All told, A Good Woman is in much better shape than the recent dreadful remake of The Importance of Being Earnest. There's a certain comedy in a girl as buxom as Scarlett Johansson being prudish, but wouldn't she dress a bit more modestly if she were? After wearing a white satin dress that looks as if it were spray-painted on her, Meg complains about women who wear "too much rouge and not enough clothing."
Umbers as Robert Windermere looks like a male model kicked upstairs, and Moore's bad Lord Darlington is like Hugh Grant's understudy's understudy. The Italians in the picture bustle around like spear carriers at an operathey don't walk, they mill.
And at times Barker's archness is dismaying. (He turns Wilde's line "Crying is the refuge of plain women but the ruin of a pretty one" into something akin to "shop till you drop.") But the film is still worth watching for Hunt.
After three years away from the screen following the Woody Allen catastrophe Curse of the Jade Scorpion, Hunt has spent the last few years honing her theatrical skills. She can't smother the Southern California interrogative in her dictionyou know, how people from my part of the world always raise their voice slightly at the end of every sentence? As if everything were a question?
Still, the voice itself has gotten musical, even as the profile has gotten more restless and raptorlike. Hunt seems concentrated, and never cute, never ever coy. It's very easy to see why a man might prefer a hawk woman like Hunt that to the pouter pigeon Johansson.
In a scene Barker invented, where Meg Windermere and Mrs.
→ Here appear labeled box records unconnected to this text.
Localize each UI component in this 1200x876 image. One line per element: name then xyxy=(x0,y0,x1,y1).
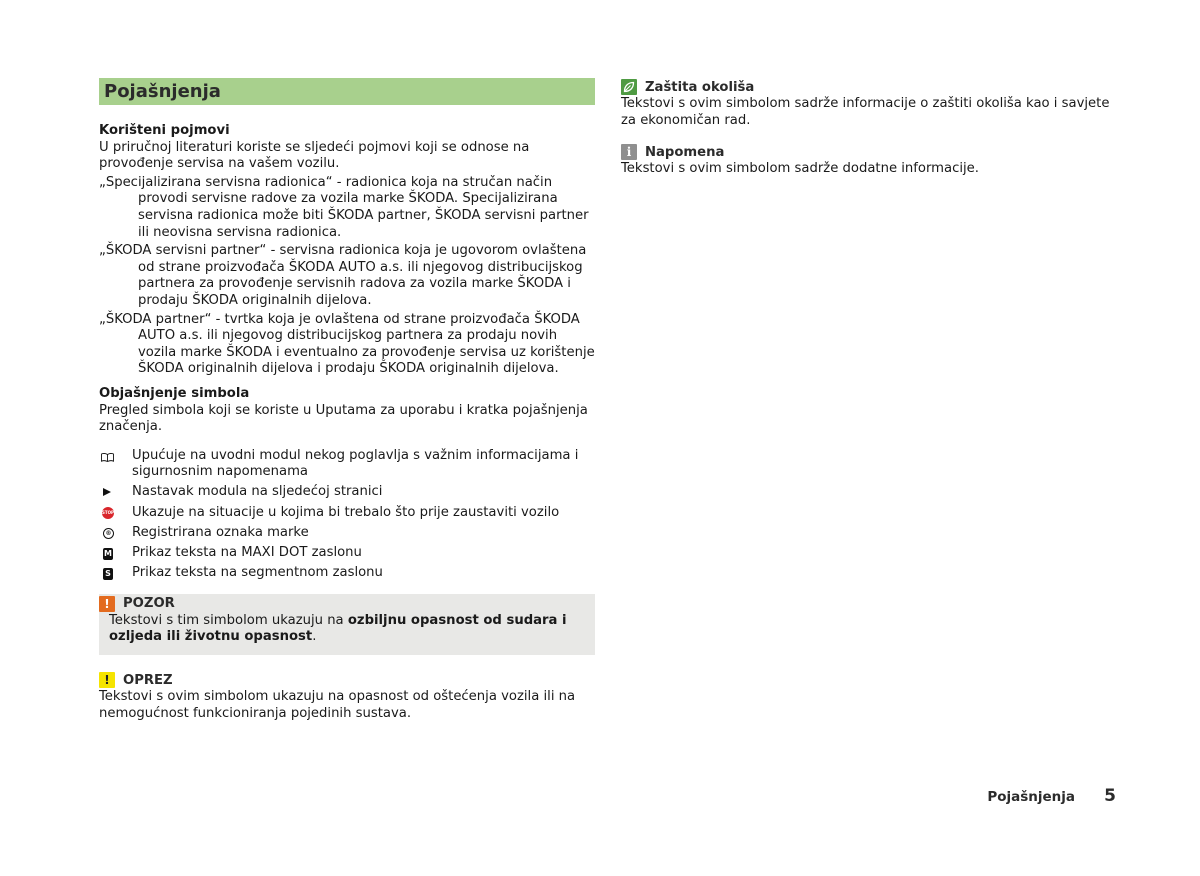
symbol-row-segment xyxy=(99,565,595,582)
right-column xyxy=(621,78,1111,178)
definition-service-partner: „ŠKODA servisni partner“ - servisna radionica koja je ugovorom ovlaštena od strane proizvođača ŠKODA AUTO a.s. ili njegovog distribucijskog partnera za provođenje servisnih radova za vozila marke ŠKODA i prodaju ŠKODA originalnih dijelova. xyxy=(99,243,587,308)
definition-skoda-partner: „ŠKODA partner“ - tvrtka koja je ovlaštena od strane proizvođača ŠKODA AUTO a.s. ili njegovog distribucijskog partnera za prodaju novih vozila marke ŠKODA i eventualno za provođenje servisa uz korištenje ŠKODA originalnih dijelova i prodaju ŠKODA originalnih dijelova. xyxy=(99,311,595,377)
caution-text: Tekstovi s ovim simbolom ukazuju na opasnost od oštećenja vozila ili na nemogućnost funkcioniranja pojedinih sustava. xyxy=(99,689,576,721)
symbol-row-intro-module xyxy=(99,448,595,481)
warning-box xyxy=(99,594,595,655)
warning-text-start: Tekstovi s tim simbolom ukazuju na xyxy=(109,612,348,628)
symbol-row-maxi-dot xyxy=(99,545,595,562)
symbols-intro: Pregled simbola koji se koriste u Uputama za uporabu i kratka pojašnjenja značenja. xyxy=(99,402,588,435)
maxi-dot-icon: M xyxy=(104,548,112,558)
play-triangle-icon xyxy=(103,488,111,496)
page-number: 5 xyxy=(1104,786,1116,806)
warning-text-emphasis: ozbiljnu opasnost od sudara i ozljeda ili životnu opasnost xyxy=(109,612,567,645)
symbols-heading: Objašnjenje simbola xyxy=(99,385,250,401)
section-title: Pojašnjenja xyxy=(99,78,595,105)
environment-text: Tekstovi s ovim simbolom sadrže informacije o zaštiti okoliša kao i savjete za ekonomičan rad. xyxy=(621,96,1110,128)
caution-title: OPREZ xyxy=(123,672,173,688)
caution-icon: ! xyxy=(99,672,115,688)
symbol-text: Ukazuje na situacije u kojima bi trebalo što prije zaustaviti vozilo xyxy=(132,504,560,520)
definition-specialized-workshop: „Specijalizirana servisna radionica“ - radionica koja na stručan način provodi servisne radove za vozila marke ŠKODA. Specijalizirana servisna radionica može biti ŠKODA partner, ŠKODA servisni partner ili neovisna servisna radionica. xyxy=(99,174,589,240)
note-text: Tekstovi s ovim simbolom sadrže dodatne informacije. xyxy=(621,161,979,177)
symbol-row-continue xyxy=(99,484,595,501)
warning-header xyxy=(99,595,585,613)
symbol-text: Prikaz teksta na MAXI DOT zaslonu xyxy=(132,545,362,561)
registered-mark-icon: ® xyxy=(103,528,114,539)
symbol-text: Registrirana oznaka marke xyxy=(132,524,309,540)
environment-header xyxy=(621,78,1111,96)
note-title: Napomena xyxy=(645,144,725,160)
warning-text-end: . xyxy=(312,629,317,645)
environment-title: Zaštita okoliša xyxy=(645,79,755,95)
symbol-text: Nastavak modula na sljedećoj stranici xyxy=(132,484,383,500)
symbol-row-stop xyxy=(99,505,595,522)
left-column xyxy=(99,78,595,722)
symbol-text: Prikaz teksta na segmentnom zaslonu xyxy=(132,565,383,581)
note-header xyxy=(621,143,1111,161)
warning-icon: ! xyxy=(99,596,115,612)
terms-heading: Korišteni pojmovi xyxy=(99,123,230,138)
terms-intro: U priručnoj literaturi koriste se sljedeći pojmovi koji se odnose na provođenje servisa na vašem vozilu. xyxy=(99,139,530,172)
segment-display-icon: S xyxy=(103,568,113,580)
info-icon: i xyxy=(621,144,637,160)
leaf-icon xyxy=(621,79,637,95)
warning-text xyxy=(99,613,585,646)
footer-section-label: Pojašnjenja xyxy=(987,789,1075,805)
caution-header xyxy=(99,671,595,689)
symbol-text: Upućuje na uvodni modul nekog poglavlja s važnim informacijama i sigurnosnim napomenama xyxy=(132,447,579,480)
warning-title: POZOR xyxy=(123,596,175,612)
symbol-row-registered xyxy=(99,525,595,542)
symbol-list xyxy=(99,448,595,582)
open-book-icon xyxy=(101,453,114,462)
stop-sign-icon: STOP xyxy=(102,507,114,519)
Erlynne arrive at the same party wearing the same gown, Hunt looks like Paramount 1935 and Johansson looks like Frederick's of Hollywood 1975.
The movie gets almost heavenly when Mrs. Erlynne and Tom Wilkinson' Lord Augustus, called "Tuppy," get together. The old reprobate recognizes a soul mate in the younger adventuress. You wouldn't see such elegant serves and rebounds at the Olympic badminton finals.